In the Beatitudes, that memorable discourse found in the Gospel of Matthew and known as the Sermon on the Mount, Jesus pronounces many challenges to Christian living, one of which has special implications for today’s Gospel of Faith. “Blessed are the merciful, for they shall be shown mercy” (Mt. 5:7).

Notice the initial reactions of Jesus’ disciples, some of whom may have been those He commissioned as Apostles. They want to send her away. She is not part of the Jewish people to whom the Messiah was promised. She is an outsider, a foreigner and, supposedly, a non-believer. That is the way the disciples see her as they beg Jesus to “send her away.” Much has been said about her Faith and her persistence in it. Even Jesus assures her, “O woman, great is your faith.” She is seen by scripture scholars as a definitive representative of the Gentiles who would come to know Christ and His Good News of salvation through the letters, preaching and travels of St. Paul, but what about the scrap, fallen from the table, that Jesus gives her? Perhaps this little scrap of Mercy is a gem worth closer examination.

Remembering Paul as the one who spread the Gospel to the Gentiles, we can, perhaps, find a key in the final line of today’s second reading, taken from his letter to the Romans.

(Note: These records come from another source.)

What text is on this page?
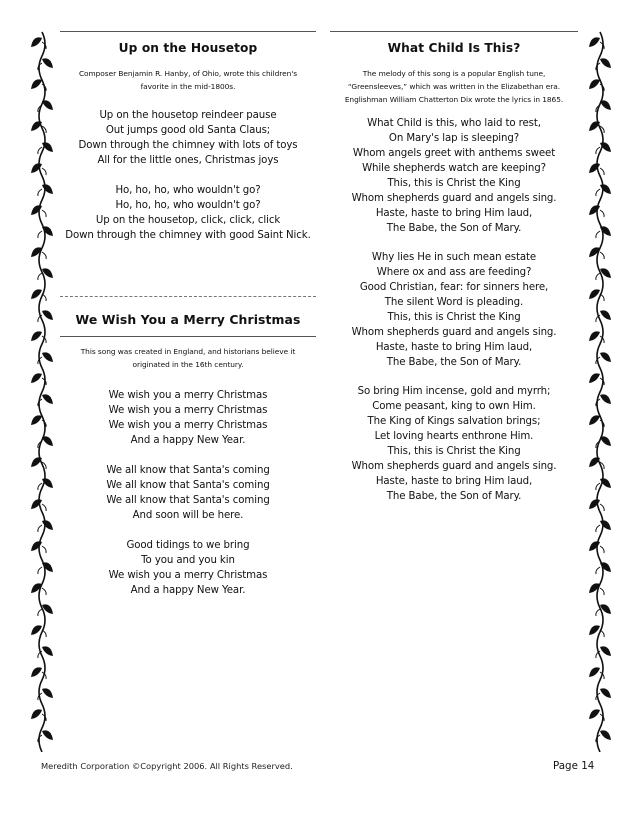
Up on the Housetop
Composer Benjamin R. Hanby, of Ohio, wrote this children's favorite in the mid-1800s.
Up on the housetop reindeer pause
Out jumps good old Santa Claus;
Down through the chimney with lots of toys
All for the little ones, Christmas joys
Ho, ho, ho, who wouldn't go?
Ho, ho, ho, who wouldn't go?
Up on the housetop, click, click, click
Down through the chimney with good Saint Nick.
We Wish You a Merry Christmas
This song was created in England, and historians believe it originated in the 16th century.
We wish you a merry Christmas
We wish you a merry Christmas
We wish you a merry Christmas
And a happy New Year.
We all know that Santa's coming
We all know that Santa's coming
We all know that Santa's coming
And soon will be here.
Good tidings to we bring
To you and you kin
We wish you a merry Christmas
And a happy New Year.
What Child Is This?
The melody of this song is a popular English tune, “Greensleeves,” which was written in the Elizabethan era. Englishman William Chatterton Dix wrote the lyrics in 1865.
What Child is this, who laid to rest,
On Mary's lap is sleeping?
Whom angels greet with anthems sweet
While shepherds watch are keeping?
This, this is Christ the King
Whom shepherds guard and angels sing.
Haste, haste to bring Him laud,
The Babe, the Son of Mary.
Why lies He in such mean estate
Where ox and ass are feeding?
Good Christian, fear: for sinners here,
The silent Word is pleading.
This, this is Christ the King
Whom shepherds guard and angels sing.
Haste, haste to bring Him laud,
The Babe, the Son of Mary.
So bring Him incense, gold and myrrh;
Come peasant, king to own Him.
The King of Kings salvation brings;
Let loving hearts enthrone Him.
This, this is Christ the King
Whom shepherds guard and angels sing.
Haste, haste to bring Him laud,
The Babe, the Son of Mary.
Meredith Corporation ©Copyright 2006. All Rights Reserved.	Page 14
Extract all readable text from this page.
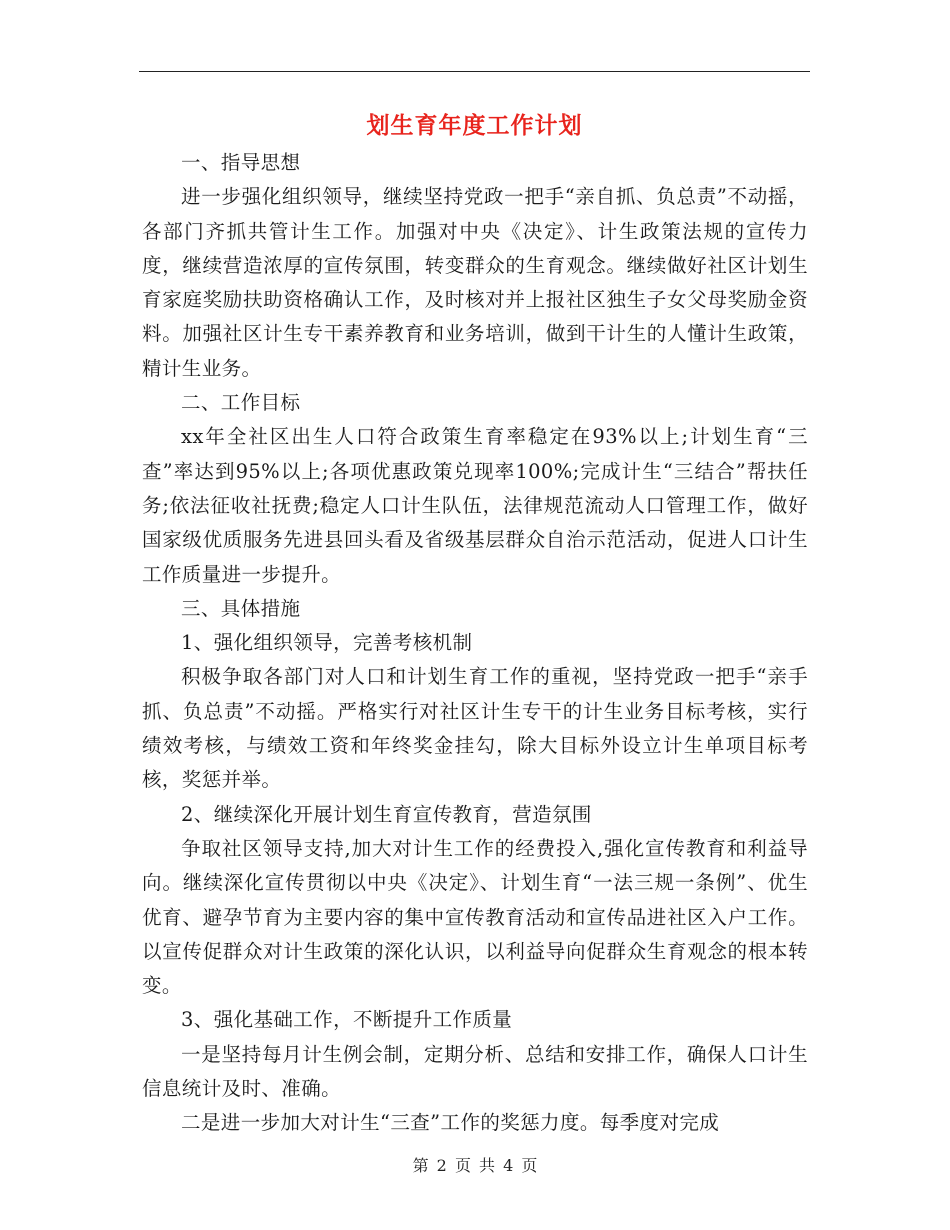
划生育年度工作计划

一、指导思想

进一步强化组织领导，继续坚持党政一把手“亲自抓、负总责”不动摇，各部门齐抓共管计生工作。加强对中央《决定》、计生政策法规的宣传力度，继续营造浓厚的宣传氛围，转变群众的生育观念。继续做好社区计划生育家庭奖励扶助资格确认工作，及时核对并上报社区独生子女父母奖励金资料。加强社区计生专干素养教育和业务培训，做到干计生的人懂计生政策，精计生业务。

二、工作目标

xx年全社区出生人口符合政策生育率稳定在93%以上;计划生育“三查”率达到95%以上;各项优惠政策兑现率100%;完成计生“三结合”帮扶任务;依法征收社抚费;稳定人口计生队伍，法律规范流动人口管理工作，做好国家级优质服务先进县回头看及省级基层群众自治示范活动，促进人口计生工作质量进一步提升。

三、具体措施

1、强化组织领导，完善考核机制

积极争取各部门对人口和计划生育工作的重视，坚持党政一把手“亲手抓、负总责”不动摇。严格实行对社区计生专干的计生业务目标考核，实行绩效考核，与绩效工资和年终奖金挂勾，除大目标外设立计生单项目标考核，奖惩并举。

2、继续深化开展计划生育宣传教育，营造氛围

争取社区领导支持,加大对计生工作的经费投入,强化宣传教育和利益导向。继续深化宣传贯彻以中央《决定》、计划生育“一法三规一条例”、优生优育、避孕节育为主要内容的集中宣传教育活动和宣传品进社区入户工作。以宣传促群众对计生政策的深化认识，以利益导向促群众生育观念的根本转变。

3、强化基础工作，不断提升工作质量

一是坚持每月计生例会制，定期分析、总结和安排工作，确保人口计生信息统计及时、准确。

二是进一步加大对计生“三查”工作的奖惩力度。每季度对完成

第 2 页 共 4 页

For God delivered all to disobedience, that he might have mercy upon all. Think about that for amount. There is much to be derived from that sentence but there are two thoughts in particular, I believe, worth our attention.

God delivered all to disobedience. We can easily chide our parents, Adam and Eve, for committing that first sin that separated us all from union with God but are we not all—each and every one of us—guilty of making the same fateful choice, over and over again? We are all “in the same boat.” We may think of ourselves as unique and special and better than others but each of us is like—and no different than—the woman who requests a scrap of God’s Divine Mercy.

That brings us to the second part of Paul’s statement to the Romans, and us: that he might have mercy upon all. We are all in need of God’s Mercy, but it is not automatic. He came specifically for sinners (Mt. 9:13), but I must seek Him as He seeks me. I can give up and turn away or, I can be like the woman, begging for a scrap of His Mercy.